La commission a retenu une juste proportionnalité du régime des sanctions administratives en cas de manquements simultanés à plusieurs obligations ou de cumul avec une sanction pénale à l’article 3 bis. Cette logique généralisante fait pourtant peu de cas, semble-t-il, du principe de proportionnalité dont elle se réclame : nous priverions ainsi l’autorité administrative compétente de la possibilité de prononcer des amendes d’un montant adapté à la gravité des manquements constatés.
Par ailleurs, nous craignons le caractère rigide et désincitatif du dispositif de certification des signalements par un arrêté du ministre chargé de l’économie, à l’article 6.

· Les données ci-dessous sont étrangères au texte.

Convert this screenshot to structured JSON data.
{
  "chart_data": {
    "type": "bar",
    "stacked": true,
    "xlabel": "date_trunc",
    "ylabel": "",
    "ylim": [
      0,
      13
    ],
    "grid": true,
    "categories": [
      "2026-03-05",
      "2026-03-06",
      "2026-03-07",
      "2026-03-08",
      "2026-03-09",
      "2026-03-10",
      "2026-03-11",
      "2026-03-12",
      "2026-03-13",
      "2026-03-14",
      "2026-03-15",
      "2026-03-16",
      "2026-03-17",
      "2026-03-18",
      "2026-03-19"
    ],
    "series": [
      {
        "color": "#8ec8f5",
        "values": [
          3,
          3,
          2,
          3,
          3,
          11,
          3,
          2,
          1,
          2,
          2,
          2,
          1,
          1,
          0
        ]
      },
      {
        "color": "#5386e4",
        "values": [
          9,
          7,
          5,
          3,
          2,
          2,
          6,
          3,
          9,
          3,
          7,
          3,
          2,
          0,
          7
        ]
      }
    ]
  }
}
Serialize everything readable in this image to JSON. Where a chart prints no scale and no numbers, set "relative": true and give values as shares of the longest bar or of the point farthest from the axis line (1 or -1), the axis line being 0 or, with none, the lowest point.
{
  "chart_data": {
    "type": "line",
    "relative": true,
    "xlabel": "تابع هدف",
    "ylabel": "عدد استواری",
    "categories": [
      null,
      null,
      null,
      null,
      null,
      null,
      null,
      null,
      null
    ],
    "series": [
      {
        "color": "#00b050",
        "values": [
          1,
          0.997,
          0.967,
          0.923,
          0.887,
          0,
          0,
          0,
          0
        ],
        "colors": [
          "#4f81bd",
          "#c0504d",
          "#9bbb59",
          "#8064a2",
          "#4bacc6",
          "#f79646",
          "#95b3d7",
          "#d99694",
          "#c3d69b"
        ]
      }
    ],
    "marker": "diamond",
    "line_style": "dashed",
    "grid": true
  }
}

Nous sommes pleinement favorables à la limitation de « l’exception client » prévue à l’article 5, par laquelle un professionnel peut contacter un consommateur, même s’il est inscrit sur la liste d’opposition au démarchage téléphonique. Sans doute soutiendrons-nous l’amendement n° 25 rectifié de M. Marseille et de Mme Vermeillet sur ce point.
Notre groupe aurait apprécié un vote conforme, la prochaine niche UDI n’intervenant qu’en décembre prochain. Cette prolongation de la navette sera toutefois utile pour prendre connaissance des consultations engagées auprès des associations de consommateurs.
Comme vous l’aurez compris, mes chers collègues, si nous aspirons à approuver avec enthousiasme cette proposition de loi, nous espérons que la sagesse de notre assemblée lui permettra d’atteindre un niveau de perfection encore accru par rapport à la rédaction issue des travaux de la commission.